Kielecka delegatura Instytutu Pamięci Narodowej otrzymała dostęp do kopii teczek Lecha Wałęsy. Z dokumentów wynika, że były prezydent Polski w latach 70. był tajnym współpracownikiem SB. IPN utrzymuje, że teczki są autentyczne. Przypomnijmy, dokumenty przekazała instytucji wdowa po Czesławie Kiszczaku.
Kielecka delegatura Instytutu Pamięci Narodowej otrzymała dwa tomy dokumentów na temat współpracy Lecha Wałęsy, pseudonim „Bolek” ze Służbą Bezpieczeństwa. Teczka personalna zawiera 183 strony z notatkami, pokwitowaniami, charakterystykami czy relacjami. Zaś teczka pracy to 576 stron między innymi z informacjami, które były przekazywane służbom.
- Dalsze dokumenty będą sukcesywnie przesyłane w wersji elektronicznej lub papierowej - mówi Dorota Koczwańska-Kalita, naczelnik delegatury IPN w Kielcach.
Z informacji zawartych w teczkach wynika, że „Bolek” współpracę z SB podjął pod koniec grudnia 1970 roku.

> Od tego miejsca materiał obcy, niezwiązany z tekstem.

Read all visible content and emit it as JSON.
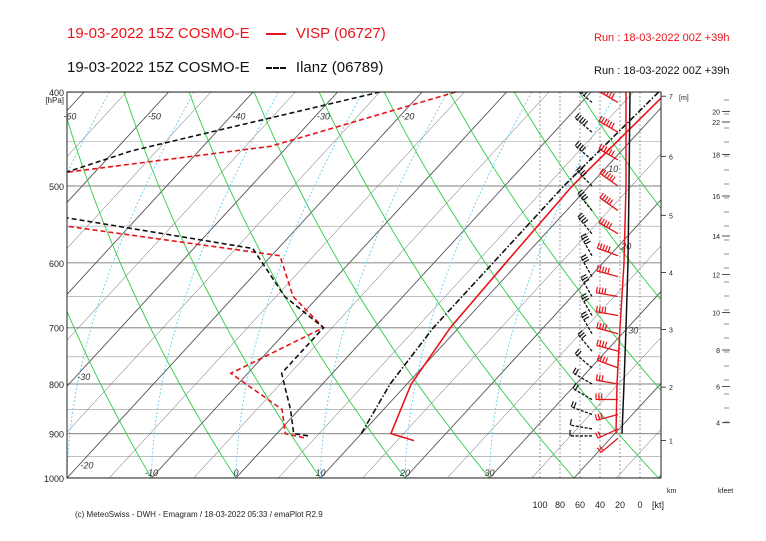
{
  "header": {
    "line1": {
      "valid": "19-03-2022 15Z COSMO-E",
      "station": "VISP (06727)",
      "run": "Run : 18-03-2022 00Z +39h"
    },
    "line2": {
      "valid": "19-03-2022 15Z COSMO-E",
      "station": "Ilanz (06789)",
      "run": "Run : 18-03-2022 00Z +39h"
    }
  },
  "colors": {
    "visp": "#e8141b",
    "ilanz": "#111111",
    "dry_adiabat": "#2ecc40",
    "mixing_ratio": "#66ccee",
    "grid": "#444444"
  },
  "chart_data": {
    "type": "line",
    "title": "Emagram",
    "pressure_unit": "[hPa]",
    "pressure_ticks": [
      400,
      500,
      600,
      700,
      800,
      900,
      1000
    ],
    "pressure_range": [
      400,
      1000
    ],
    "temperature_labels": [
      {
        "t": -60,
        "p": 415,
        "label": "-60"
      },
      {
        "t": -50,
        "p": 415,
        "label": "-50"
      },
      {
        "t": -40,
        "p": 415,
        "label": "-40"
      },
      {
        "t": -30,
        "p": 415,
        "label": "-30"
      },
      {
        "t": -20,
        "p": 415,
        "label": "-20"
      },
      {
        "t": -60,
        "p": 433,
        "label": "-60"
      },
      {
        "t": -50,
        "p": 523,
        "label": "-50"
      },
      {
        "t": -40,
        "p": 648,
        "label": "-40"
      },
      {
        "t": -30,
        "p": 770,
        "label": "-30"
      },
      {
        "t": -20,
        "p": 950,
        "label": "-20"
      },
      {
        "t": -10,
        "p": 1000,
        "label": "-10"
      },
      {
        "t": 0,
        "p": 1000,
        "label": "0"
      },
      {
        "t": 10,
        "p": 1000,
        "label": "10"
      },
      {
        "t": 20,
        "p": 1000,
        "label": "20"
      },
      {
        "t": 30,
        "p": 1000,
        "label": "30"
      },
      {
        "t": 10,
        "p": 470,
        "label": "10"
      },
      {
        "t": 20,
        "p": 565,
        "label": "20"
      },
      {
        "t": 30,
        "p": 690,
        "label": "30"
      }
    ],
    "height_km_label": "[m]",
    "height_km_ticks": [
      1,
      2,
      3,
      4,
      5,
      6,
      7
    ],
    "height_kfeet_ticks": [
      4,
      6,
      8,
      10,
      12,
      14,
      16,
      18,
      20,
      22
    ],
    "wind_axis_label": "[kt]",
    "wind_axis_ticks": [
      100,
      80,
      60,
      40,
      20,
      0
    ],
    "unit_km": "km",
    "unit_kfeet": "kfeet",
    "series": [
      {
        "name": "VISP (06727) temperature",
        "style": "solid",
        "color": "#e8141b",
        "points": [
          [
            9,
            400
          ],
          [
            8,
            500
          ],
          [
            8.5,
            600
          ],
          [
            9,
            700
          ],
          [
            10.5,
            800
          ],
          [
            13.5,
            900
          ],
          [
            17,
            915
          ]
        ]
      },
      {
        "name": "VISP (06727) dewpoint",
        "style": "dashed",
        "color": "#e8141b",
        "points": [
          [
            -16,
            400
          ],
          [
            -32,
            455
          ],
          [
            -68,
            505
          ],
          [
            -55,
            540
          ],
          [
            -19,
            590
          ],
          [
            -13,
            650
          ],
          [
            -6,
            700
          ],
          [
            -12,
            780
          ],
          [
            -2,
            850
          ],
          [
            1,
            900
          ],
          [
            4,
            910
          ]
        ]
      },
      {
        "name": "Ilanz (06789) temperature",
        "style": "dashdot",
        "color": "#111111",
        "points": [
          [
            8,
            400
          ],
          [
            7,
            500
          ],
          [
            7,
            600
          ],
          [
            7,
            700
          ],
          [
            8,
            800
          ],
          [
            10,
            900
          ]
        ]
      },
      {
        "name": "Ilanz (06789) dewpoint",
        "style": "dashed",
        "color": "#111111",
        "points": [
          [
            -25,
            400
          ],
          [
            -48,
            460
          ],
          [
            -61,
            520
          ],
          [
            -23,
            580
          ],
          [
            -14,
            650
          ],
          [
            -6,
            700
          ],
          [
            -6,
            780
          ],
          [
            -1,
            850
          ],
          [
            2,
            900
          ],
          [
            4,
            905
          ]
        ]
      }
    ],
    "wind_speed_profiles": [
      {
        "name": "VISP",
        "color": "#e8141b",
        "points": [
          [
            14,
            400
          ],
          [
            14,
            500
          ],
          [
            16,
            600
          ],
          [
            20,
            700
          ],
          [
            23,
            800
          ],
          [
            24,
            900
          ]
        ]
      },
      {
        "name": "Ilanz",
        "color": "#111111",
        "points": [
          [
            10,
            400
          ],
          [
            11,
            500
          ],
          [
            12,
            600
          ],
          [
            14,
            700
          ],
          [
            16,
            800
          ],
          [
            18,
            900
          ]
        ]
      }
    ],
    "wind_barbs": [
      {
        "series": "VISP",
        "p": 410,
        "dir": 300,
        "kt": 60
      },
      {
        "series": "VISP",
        "p": 440,
        "dir": 300,
        "kt": 60
      },
      {
        "series": "VISP",
        "p": 470,
        "dir": 300,
        "kt": 55
      },
      {
        "series": "VISP",
        "p": 500,
        "dir": 305,
        "kt": 55
      },
      {
        "series": "VISP",
        "p": 530,
        "dir": 305,
        "kt": 50
      },
      {
        "series": "VISP",
        "p": 560,
        "dir": 300,
        "kt": 50
      },
      {
        "series": "VISP",
        "p": 590,
        "dir": 290,
        "kt": 45
      },
      {
        "series": "VISP",
        "p": 620,
        "dir": 285,
        "kt": 45
      },
      {
        "series": "VISP",
        "p": 650,
        "dir": 280,
        "kt": 40
      },
      {
        "series": "VISP",
        "p": 680,
        "dir": 280,
        "kt": 40
      },
      {
        "series": "VISP",
        "p": 710,
        "dir": 285,
        "kt": 40
      },
      {
        "series": "VISP",
        "p": 740,
        "dir": 285,
        "kt": 35
      },
      {
        "series": "VISP",
        "p": 770,
        "dir": 290,
        "kt": 35
      },
      {
        "series": "VISP",
        "p": 800,
        "dir": 280,
        "kt": 30
      },
      {
        "series": "VISP",
        "p": 830,
        "dir": 270,
        "kt": 30
      },
      {
        "series": "VISP",
        "p": 860,
        "dir": 255,
        "kt": 25
      },
      {
        "series": "VISP",
        "p": 890,
        "dir": 245,
        "kt": 20
      },
      {
        "series": "VISP",
        "p": 910,
        "dir": 230,
        "kt": 15
      },
      {
        "series": "Ilanz",
        "p": 410,
        "dir": 310,
        "kt": 45
      },
      {
        "series": "Ilanz",
        "p": 440,
        "dir": 310,
        "kt": 45
      },
      {
        "series": "Ilanz",
        "p": 470,
        "dir": 310,
        "kt": 40
      },
      {
        "series": "Ilanz",
        "p": 500,
        "dir": 315,
        "kt": 40
      },
      {
        "series": "Ilanz",
        "p": 530,
        "dir": 320,
        "kt": 40
      },
      {
        "series": "Ilanz",
        "p": 560,
        "dir": 320,
        "kt": 35
      },
      {
        "series": "Ilanz",
        "p": 590,
        "dir": 330,
        "kt": 35
      },
      {
        "series": "Ilanz",
        "p": 620,
        "dir": 330,
        "kt": 30
      },
      {
        "series": "Ilanz",
        "p": 650,
        "dir": 330,
        "kt": 30
      },
      {
        "series": "Ilanz",
        "p": 680,
        "dir": 330,
        "kt": 30
      },
      {
        "series": "Ilanz",
        "p": 710,
        "dir": 330,
        "kt": 25
      },
      {
        "series": "Ilanz",
        "p": 740,
        "dir": 320,
        "kt": 25
      },
      {
        "series": "Ilanz",
        "p": 770,
        "dir": 310,
        "kt": 20
      },
      {
        "series": "Ilanz",
        "p": 800,
        "dir": 300,
        "kt": 20
      },
      {
        "series": "Ilanz",
        "p": 830,
        "dir": 300,
        "kt": 15
      },
      {
        "series": "Ilanz",
        "p": 860,
        "dir": 290,
        "kt": 15
      },
      {
        "series": "Ilanz",
        "p": 890,
        "dir": 280,
        "kt": 10
      },
      {
        "series": "Ilanz",
        "p": 905,
        "dir": 270,
        "kt": 10
      }
    ]
  },
  "footer": "(c) MeteoSwiss - DWH - Emagram / 18-03-2022  05:33 / emaPlot R2.9"
}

Celem było rozeznanie działalności kierownictwa komitetu strajkowego oraz innych osób wrogo nastawionych po wypadkach grudniowych w ‘70 roku w Stoczni Gdańskiej. Za składane informacje Bolek dostawał wynagrodzenie. Teczki zawierają pokwitowania na to. W jednej z charakterystyk Bolka z ‘76 roku czytamy, że początkowo był chętny do współpracy. Po ustabilizowaniu się sytuacji w stoczni Wałęsa wykorzystywany był jako jednostka sygnalizacyjna. Następnie służby zauważyły niechęć do dalszej współpracy ze strony Bolka. W charakterystyce wskazane są tłumaczenia brakiem czasu czy brakiem szczególnych wydarzeń w stoczni. Na dalszych kartkach znajduje się pismo z 1976 roku mówiące o zakończeniu współpracy. Przed tym Wałęsa stracił pracę w stoczni.
- Z tego co mówią naukowcy z IPNu, osób, które na własne oczy widziały te akta, to są one autentyczne. Wszyscy pamiętamy książkę z 2008 roku „SB a Lech Wałęsa. Przyczynek do biografii”. Część tych dokumentów była tam już publikowana i analizowana. W związku z tym teczki mogą potwierdzać pewne tezy, które były w taj książce zawarte – mówi naczelnik kieleckiej delegatury IPN.
Oprócz teczek, w udostępnionych materiałach znalazł się też list Kiszczaka do dyrektora Archiwum Akt Nowych w Warszawie z kwietnia 1996 roku. Nie został on nigdy wysłany. Wynika z niego, że chciał przekazać dokumenty do instytucji. Przez lata chronił je przed ujawnieniem i zniszczeniem.
„Uważam, że dokumenty te winny być zachowane i w spokojnych czasach udostępnione poważnym naukowcom-historykom; w jakimś stopniu ułatwią im obiektywne i rzetelne opisanie naszej najnowszej historii.
Proszę Pana by uczyniono to nie wcześniej jak w 5 lat po śmierci Lecha Wałęsy.” – pisał wówczas Kiszczak.
Teczki Lecha Wałęsy „Bolka” udostępniane są jedynie mediom oraz naukowcom badającym tę tematykę.